SSRA 2.0: New Jersey Makes Changes to its Privatized Site Contamination Remediation Law

On Friday, August 23, 2019, Gov. Murphy signed into law an amendment to New Jersey’s 2009 Site Remediation Reform Act (SSRA)—a law that privatized many responsibilities previously handled by the New Jersey Department of Environmental Protection (NJDEP) concerning the remediation of contaminated sites. The SSRA created what is called the Licensed Site Remediation Professional (LSRP) program; LSRPs are experienced, private sector environmental professionals that are licensed by the state and hired by Responsible Parties (RPs) to direct and oversee environmental investigations and remedial action in New Jersey.

The new updated law, dubbed SSRA 2.0, implements a number of changes. It broadens vapor intrusion investigations and reporting requirements to include unoccupied structures through the amendment to the definition of “Immediate Environmental Concern (IEC)”—a term that is meant to identify environmental conditions that represent an immediate threat to human health and the environment. It also provides changes to reporting obligations that LSRPs follow. LSRPs are now required to report any discharge at any part of a site—not just the area for which the LSRP was retained—when specific knowledge of the discharge is obtained.  
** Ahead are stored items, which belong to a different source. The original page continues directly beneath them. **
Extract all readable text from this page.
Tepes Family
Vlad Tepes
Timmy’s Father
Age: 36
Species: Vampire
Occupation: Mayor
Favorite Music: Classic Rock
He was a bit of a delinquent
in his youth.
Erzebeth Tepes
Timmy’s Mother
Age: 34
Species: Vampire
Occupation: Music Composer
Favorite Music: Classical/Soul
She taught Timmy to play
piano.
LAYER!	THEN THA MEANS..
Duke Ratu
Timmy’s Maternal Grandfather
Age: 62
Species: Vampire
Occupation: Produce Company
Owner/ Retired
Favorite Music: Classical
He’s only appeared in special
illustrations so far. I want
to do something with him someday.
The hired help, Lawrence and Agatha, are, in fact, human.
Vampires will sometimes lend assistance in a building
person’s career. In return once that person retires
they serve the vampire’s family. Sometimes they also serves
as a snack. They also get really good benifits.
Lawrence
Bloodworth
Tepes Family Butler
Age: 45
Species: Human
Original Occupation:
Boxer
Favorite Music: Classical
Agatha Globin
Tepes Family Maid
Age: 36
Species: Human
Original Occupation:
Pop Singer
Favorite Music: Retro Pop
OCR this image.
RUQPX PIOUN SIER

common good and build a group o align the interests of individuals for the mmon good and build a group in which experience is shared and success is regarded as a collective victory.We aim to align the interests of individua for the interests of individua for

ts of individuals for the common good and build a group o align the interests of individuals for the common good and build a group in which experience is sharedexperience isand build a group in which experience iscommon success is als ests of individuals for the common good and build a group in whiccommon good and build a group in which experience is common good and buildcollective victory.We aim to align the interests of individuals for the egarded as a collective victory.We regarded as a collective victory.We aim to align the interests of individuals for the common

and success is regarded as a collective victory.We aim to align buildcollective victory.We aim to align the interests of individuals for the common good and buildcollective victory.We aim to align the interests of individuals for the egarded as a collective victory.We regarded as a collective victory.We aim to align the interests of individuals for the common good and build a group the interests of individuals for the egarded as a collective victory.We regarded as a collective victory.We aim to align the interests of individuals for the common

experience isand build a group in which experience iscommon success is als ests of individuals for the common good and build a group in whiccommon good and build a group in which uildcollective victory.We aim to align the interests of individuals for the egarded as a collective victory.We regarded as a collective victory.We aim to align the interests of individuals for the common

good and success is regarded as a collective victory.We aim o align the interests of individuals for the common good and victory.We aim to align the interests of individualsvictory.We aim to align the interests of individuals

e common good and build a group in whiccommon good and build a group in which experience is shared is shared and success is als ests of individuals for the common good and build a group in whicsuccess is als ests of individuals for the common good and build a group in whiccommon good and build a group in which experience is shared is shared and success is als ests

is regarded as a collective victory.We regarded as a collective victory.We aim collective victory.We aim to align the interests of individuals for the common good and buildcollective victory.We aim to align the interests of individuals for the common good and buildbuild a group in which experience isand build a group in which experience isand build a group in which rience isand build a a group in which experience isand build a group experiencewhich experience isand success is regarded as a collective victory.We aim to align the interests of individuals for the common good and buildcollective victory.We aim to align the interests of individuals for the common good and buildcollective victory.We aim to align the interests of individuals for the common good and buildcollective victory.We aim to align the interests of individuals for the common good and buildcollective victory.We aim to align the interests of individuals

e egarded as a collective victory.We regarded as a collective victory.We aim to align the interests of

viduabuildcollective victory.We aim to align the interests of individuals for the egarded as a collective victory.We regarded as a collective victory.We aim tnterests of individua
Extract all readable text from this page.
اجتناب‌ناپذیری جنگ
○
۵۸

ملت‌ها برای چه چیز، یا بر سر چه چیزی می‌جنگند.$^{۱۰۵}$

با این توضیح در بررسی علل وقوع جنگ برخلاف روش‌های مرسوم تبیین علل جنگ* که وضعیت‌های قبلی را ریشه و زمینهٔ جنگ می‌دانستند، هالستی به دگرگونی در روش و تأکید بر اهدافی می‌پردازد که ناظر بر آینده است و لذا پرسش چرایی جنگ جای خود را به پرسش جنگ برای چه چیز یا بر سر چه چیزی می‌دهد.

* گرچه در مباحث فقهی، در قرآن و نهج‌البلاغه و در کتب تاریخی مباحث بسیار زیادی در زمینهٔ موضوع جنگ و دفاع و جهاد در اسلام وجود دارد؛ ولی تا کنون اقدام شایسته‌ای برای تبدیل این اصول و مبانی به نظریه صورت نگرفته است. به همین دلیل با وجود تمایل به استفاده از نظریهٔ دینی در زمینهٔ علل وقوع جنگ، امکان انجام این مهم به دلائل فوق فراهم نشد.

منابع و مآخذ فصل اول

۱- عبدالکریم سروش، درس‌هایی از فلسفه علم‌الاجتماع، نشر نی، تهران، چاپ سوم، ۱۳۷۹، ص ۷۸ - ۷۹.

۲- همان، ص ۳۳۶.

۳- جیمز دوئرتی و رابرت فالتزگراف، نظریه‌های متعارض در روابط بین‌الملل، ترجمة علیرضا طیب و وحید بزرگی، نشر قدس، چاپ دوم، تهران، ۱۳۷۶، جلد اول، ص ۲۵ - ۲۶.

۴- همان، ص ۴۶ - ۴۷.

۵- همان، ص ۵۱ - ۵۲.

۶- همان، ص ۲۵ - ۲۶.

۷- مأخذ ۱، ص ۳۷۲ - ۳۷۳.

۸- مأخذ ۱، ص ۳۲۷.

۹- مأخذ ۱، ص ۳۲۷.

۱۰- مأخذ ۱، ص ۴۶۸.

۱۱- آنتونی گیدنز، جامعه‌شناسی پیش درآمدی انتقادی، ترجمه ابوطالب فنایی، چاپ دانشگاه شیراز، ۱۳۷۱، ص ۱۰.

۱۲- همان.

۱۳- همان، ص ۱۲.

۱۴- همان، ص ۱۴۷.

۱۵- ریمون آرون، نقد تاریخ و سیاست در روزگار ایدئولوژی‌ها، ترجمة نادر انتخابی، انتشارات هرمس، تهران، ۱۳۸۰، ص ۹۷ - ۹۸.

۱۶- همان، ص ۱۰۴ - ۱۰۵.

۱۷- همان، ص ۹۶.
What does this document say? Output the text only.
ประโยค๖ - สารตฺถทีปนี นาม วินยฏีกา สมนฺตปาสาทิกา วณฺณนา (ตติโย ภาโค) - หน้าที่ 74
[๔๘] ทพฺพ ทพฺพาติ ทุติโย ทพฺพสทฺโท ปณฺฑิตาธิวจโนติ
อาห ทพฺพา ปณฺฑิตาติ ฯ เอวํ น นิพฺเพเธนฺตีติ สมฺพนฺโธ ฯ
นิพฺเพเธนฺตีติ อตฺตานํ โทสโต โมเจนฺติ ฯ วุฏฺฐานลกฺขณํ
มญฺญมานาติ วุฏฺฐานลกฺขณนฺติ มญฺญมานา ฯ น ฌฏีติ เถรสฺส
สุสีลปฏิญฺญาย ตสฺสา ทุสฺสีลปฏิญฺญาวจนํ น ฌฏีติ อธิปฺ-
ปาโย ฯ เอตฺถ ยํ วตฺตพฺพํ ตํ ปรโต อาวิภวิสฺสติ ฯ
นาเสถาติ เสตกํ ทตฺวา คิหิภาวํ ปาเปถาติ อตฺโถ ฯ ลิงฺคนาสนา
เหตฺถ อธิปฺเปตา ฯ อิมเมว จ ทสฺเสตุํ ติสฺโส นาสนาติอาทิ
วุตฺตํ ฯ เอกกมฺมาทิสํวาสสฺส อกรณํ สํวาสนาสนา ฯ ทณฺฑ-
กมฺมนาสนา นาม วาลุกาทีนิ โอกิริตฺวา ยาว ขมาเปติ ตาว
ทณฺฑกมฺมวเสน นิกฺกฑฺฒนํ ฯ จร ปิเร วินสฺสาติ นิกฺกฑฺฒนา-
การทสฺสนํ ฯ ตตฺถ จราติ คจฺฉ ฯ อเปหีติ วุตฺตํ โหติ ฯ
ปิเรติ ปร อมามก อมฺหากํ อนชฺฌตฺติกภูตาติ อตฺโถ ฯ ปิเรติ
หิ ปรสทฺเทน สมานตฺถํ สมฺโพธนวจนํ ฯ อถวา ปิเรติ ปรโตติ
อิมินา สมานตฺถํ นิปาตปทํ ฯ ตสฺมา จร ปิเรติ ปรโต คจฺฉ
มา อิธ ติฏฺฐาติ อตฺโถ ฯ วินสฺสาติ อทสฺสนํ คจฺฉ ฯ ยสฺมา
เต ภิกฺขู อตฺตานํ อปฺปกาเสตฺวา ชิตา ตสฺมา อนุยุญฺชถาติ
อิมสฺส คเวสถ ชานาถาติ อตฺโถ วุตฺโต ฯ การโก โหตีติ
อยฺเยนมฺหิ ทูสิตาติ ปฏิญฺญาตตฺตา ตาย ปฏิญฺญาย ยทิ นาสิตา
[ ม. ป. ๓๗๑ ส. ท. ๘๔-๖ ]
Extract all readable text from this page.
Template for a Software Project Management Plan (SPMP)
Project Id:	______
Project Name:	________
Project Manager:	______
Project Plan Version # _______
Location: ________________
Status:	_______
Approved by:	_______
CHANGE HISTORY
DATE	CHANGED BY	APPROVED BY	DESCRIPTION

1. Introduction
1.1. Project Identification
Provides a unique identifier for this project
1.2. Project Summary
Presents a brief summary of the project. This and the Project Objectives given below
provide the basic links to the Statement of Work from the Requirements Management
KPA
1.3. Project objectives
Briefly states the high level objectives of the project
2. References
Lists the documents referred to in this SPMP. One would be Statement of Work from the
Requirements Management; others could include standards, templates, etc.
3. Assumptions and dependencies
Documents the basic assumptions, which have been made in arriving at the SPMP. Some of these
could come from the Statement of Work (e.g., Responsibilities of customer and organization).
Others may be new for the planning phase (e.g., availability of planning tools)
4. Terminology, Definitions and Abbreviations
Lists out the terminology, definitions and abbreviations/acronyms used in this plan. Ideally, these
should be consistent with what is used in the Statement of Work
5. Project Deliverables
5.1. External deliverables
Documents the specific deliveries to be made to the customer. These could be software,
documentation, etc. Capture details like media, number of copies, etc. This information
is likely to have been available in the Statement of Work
Other changes that concern NJDEP’s oversight responsibilities: there is now a mechanism that allows for modification to the direct oversight requirements. Particularly, the new law allows for flexibility in circumstances where there is a sufficient showing of financial hardship because of direct oversight, and where there is a delay in conducting the remediation because of public emergencies. It also formalizes a rule that oversight follows the land “regardless of who owns the property, and regardless of whether there is a transfer of ownership of the property.”

The amendments also adopt a new requirement that non-LSRPs are not permitted to perform remediation without the oversight of an LSRP (with limited exception: heating oil tanks; and assessments for all appropriate inquiry into the previous ownership and uses of the site). SRRA 2.0 also permits the person responsible for the remediation to establish a surety bond as a remediation funding source, and it also includes earlier notice requirements to municipalities and county health departments (i.e., prior to remedial investigation as opposed to remedial action). Lastly, the new law requires NJDEP to encourage the use of green and sustainable practices during remediation.

A sponsor of the law, Sen. Bob Smith, says that SRRA 2.0 will “…streamline the number of sites that can be remediated and create better outcomes for everyone.” A major supporter of the law, he indicated that the program is responsible for the cleanup of more than 14,000 contaminated sites. Another sponsor of the law, Sen. Greenstein, applauded expected improved efficiencies of SSRA 2.0: “After ten years of remediating sites, it was clear the original SSRA could be improved. Updating this law will allow for more sites to be remediated at a more efficient rate.” SSRA 2.0 is just another example of how the Garden State continues to lead the nation in innovative remedial cleanup processes.